Mr Pettit, 75, had little breathing space yesterday afternoon to celebrate the news from Australia that the Auckland Regional Transport Authority had won a prestigious international award for its TravelWise programme for schools.
He and parent volunteers of Gladstone Primary's Zippy walking bus were busy rounding up more than 50 youngsters, before escorting them safely home for the weekend along Carrington and Woodward Rds in Mt Albert.
Traffic was fast and furious on both roads, and a passenger train barrelling through the Woodward Rd crossing to meet its timetable with no sign of slowing kept Mr Pettit on his guard.
Only later at home did he have time to allow the Weekend Herald a glimpse of a citizenship medal he was awarded in 1995, after retiring as caretaker at nearby Owairaka School and returning as a volunteer to help with road-crossing patrols.

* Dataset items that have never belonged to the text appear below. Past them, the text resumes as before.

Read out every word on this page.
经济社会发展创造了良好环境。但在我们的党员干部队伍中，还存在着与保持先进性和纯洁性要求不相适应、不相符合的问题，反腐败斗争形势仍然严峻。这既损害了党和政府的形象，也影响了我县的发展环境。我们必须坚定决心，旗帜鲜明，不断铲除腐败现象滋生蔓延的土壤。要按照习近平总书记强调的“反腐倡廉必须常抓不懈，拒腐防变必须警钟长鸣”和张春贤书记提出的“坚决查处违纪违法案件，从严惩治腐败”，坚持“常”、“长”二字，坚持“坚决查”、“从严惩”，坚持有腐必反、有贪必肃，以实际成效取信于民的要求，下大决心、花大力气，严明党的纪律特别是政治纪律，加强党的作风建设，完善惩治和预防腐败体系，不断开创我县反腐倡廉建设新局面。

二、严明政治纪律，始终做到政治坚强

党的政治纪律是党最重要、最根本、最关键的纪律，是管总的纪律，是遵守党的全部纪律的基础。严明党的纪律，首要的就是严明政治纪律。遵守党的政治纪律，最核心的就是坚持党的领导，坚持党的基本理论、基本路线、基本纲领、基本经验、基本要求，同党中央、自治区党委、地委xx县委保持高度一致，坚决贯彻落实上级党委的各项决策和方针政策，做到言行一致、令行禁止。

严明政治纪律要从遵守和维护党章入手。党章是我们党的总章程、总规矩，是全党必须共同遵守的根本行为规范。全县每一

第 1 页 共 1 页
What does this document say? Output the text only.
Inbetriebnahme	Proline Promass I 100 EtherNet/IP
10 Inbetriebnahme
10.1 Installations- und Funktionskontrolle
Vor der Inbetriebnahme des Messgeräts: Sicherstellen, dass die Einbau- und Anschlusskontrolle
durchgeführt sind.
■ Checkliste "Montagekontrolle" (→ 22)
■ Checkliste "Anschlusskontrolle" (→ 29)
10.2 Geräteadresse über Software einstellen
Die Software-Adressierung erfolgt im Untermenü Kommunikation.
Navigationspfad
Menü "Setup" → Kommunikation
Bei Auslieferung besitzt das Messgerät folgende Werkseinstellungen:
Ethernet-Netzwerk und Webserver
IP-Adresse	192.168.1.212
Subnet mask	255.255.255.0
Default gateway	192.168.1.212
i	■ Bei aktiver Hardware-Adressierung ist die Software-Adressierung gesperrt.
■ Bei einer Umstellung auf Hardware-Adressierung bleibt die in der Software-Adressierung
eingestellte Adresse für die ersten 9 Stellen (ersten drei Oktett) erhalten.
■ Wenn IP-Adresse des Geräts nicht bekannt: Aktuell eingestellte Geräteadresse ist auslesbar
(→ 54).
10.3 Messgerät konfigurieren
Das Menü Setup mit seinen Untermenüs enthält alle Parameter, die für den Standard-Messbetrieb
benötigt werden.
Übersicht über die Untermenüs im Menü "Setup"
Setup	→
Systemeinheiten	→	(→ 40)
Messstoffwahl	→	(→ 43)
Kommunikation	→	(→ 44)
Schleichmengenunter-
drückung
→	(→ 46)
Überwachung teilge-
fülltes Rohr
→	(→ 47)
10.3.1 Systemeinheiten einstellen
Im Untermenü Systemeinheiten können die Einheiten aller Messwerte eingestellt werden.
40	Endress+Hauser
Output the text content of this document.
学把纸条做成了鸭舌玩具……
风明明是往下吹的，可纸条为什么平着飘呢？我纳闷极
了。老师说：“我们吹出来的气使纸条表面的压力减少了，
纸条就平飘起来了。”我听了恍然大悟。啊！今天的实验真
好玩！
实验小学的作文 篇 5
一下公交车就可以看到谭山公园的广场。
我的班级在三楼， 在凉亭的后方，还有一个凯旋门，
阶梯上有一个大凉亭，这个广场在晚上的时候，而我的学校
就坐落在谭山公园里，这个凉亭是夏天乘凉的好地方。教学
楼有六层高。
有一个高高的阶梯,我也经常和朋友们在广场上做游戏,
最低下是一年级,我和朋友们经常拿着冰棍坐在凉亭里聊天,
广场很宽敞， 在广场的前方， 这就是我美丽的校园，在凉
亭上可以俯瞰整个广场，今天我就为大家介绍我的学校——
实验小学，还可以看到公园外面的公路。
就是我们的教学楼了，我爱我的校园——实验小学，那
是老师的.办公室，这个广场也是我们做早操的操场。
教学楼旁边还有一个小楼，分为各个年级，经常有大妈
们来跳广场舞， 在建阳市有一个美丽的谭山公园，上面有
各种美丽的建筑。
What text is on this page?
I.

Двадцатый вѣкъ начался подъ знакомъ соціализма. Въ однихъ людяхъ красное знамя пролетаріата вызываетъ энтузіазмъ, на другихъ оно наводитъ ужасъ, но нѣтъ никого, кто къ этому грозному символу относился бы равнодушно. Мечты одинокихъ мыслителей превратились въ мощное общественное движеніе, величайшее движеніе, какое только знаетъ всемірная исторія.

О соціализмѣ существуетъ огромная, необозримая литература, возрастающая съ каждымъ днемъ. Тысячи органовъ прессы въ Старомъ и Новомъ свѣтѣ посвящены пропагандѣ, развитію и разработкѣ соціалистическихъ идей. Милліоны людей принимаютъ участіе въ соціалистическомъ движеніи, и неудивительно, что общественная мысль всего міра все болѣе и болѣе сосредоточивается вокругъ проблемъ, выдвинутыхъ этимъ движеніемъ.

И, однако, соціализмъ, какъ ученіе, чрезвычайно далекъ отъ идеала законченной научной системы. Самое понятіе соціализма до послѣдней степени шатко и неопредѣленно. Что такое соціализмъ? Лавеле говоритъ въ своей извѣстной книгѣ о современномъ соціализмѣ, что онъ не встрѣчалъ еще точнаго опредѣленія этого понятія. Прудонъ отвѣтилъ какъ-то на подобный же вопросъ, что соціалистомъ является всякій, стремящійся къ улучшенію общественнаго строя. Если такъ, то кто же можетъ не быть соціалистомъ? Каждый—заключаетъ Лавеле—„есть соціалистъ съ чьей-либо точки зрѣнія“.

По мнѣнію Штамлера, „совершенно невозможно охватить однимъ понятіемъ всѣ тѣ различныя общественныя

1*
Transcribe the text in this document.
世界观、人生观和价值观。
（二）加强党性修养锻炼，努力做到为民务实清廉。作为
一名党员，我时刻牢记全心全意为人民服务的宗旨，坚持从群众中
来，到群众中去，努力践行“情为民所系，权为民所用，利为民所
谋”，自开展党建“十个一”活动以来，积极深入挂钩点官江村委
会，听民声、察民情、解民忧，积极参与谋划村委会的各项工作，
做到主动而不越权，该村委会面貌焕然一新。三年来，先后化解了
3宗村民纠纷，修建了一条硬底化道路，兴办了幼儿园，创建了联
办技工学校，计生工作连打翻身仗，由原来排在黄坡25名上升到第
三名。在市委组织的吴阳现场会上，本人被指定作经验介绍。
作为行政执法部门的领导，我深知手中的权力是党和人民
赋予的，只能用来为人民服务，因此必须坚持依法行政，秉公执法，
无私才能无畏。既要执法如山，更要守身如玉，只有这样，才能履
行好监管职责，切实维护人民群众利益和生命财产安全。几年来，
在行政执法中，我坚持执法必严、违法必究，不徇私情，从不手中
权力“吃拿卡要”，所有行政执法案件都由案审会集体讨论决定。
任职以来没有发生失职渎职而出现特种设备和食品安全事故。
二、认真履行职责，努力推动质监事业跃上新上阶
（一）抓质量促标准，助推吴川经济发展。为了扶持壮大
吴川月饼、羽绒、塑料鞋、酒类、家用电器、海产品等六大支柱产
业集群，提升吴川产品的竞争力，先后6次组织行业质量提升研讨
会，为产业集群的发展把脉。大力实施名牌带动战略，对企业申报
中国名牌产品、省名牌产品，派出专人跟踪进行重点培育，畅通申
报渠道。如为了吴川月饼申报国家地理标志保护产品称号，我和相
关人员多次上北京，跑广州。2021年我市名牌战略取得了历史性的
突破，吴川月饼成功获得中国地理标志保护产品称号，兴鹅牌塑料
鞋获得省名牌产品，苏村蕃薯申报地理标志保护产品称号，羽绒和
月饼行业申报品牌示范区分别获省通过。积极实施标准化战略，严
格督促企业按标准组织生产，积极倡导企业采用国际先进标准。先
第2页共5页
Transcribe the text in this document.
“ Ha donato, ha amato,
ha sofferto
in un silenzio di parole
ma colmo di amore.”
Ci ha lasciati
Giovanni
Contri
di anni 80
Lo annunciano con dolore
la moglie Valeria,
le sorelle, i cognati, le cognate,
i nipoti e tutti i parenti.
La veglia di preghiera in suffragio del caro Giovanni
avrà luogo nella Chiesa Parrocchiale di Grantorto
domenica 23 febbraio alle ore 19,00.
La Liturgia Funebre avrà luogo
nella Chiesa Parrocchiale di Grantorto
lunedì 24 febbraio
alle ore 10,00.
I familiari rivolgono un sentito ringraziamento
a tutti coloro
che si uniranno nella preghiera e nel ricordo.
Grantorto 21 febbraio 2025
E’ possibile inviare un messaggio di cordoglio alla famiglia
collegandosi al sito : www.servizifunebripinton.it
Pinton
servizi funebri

Mr Pettit was eager to step up to the mark again when Gladstone became the first school in Auckland to establish a walking bus, in 1999.
"It was just something to do - I didn't want to be sitting around at home," he said, playing down suggestions of anything more noble, even though it is many years since two of his five children attended the school.
But his dedication knows no bounds, as he can recall only one day in the past seven years when he had to call in sick.
He said he even timed holidays out of Auckland for himself and his wife around school-term breaks.
The Zippy bus has since been joined by two others plying alternative routes to and from Gladstone (the Mountain Millipede and the Rocket).
Almost 200 other walking buses are are being co-ordinated by the transport authority at about 90 schools across the region.
These are key ingredients of 130 school travel plans in varying stages of development between Waiuku and Dairy Flat, on which the authority is spending about $200,000 this year and to which city and district councils are giving financial and logistical support.
It is for the travel plans that the authority has won the International Walk to School Award, an accolade launched in 2002 by King Carl Gustaf of Sweden.
The award has since gone to Britain, the United States, Canada, Denmark, Switzerland and Australia before a unanimous vote at a Walk 21 conference in Melbourne this week pointed it Auckland's way.
Transport authority acting chief executive Elena Trout said the award recognised the "world-class" achievement of TravelWise.
The programme has reduced the number of car trips taken yearly in Auckland by about one million.
Sustainable transport manager Anna Percy, who has two daughters at Gladstone where she is also a walking bus volunteer, said the award recognised "the huge contribution and commitment Auckland parents, schools, local councils and central government have shown to making it safer and easier for children to walk to school."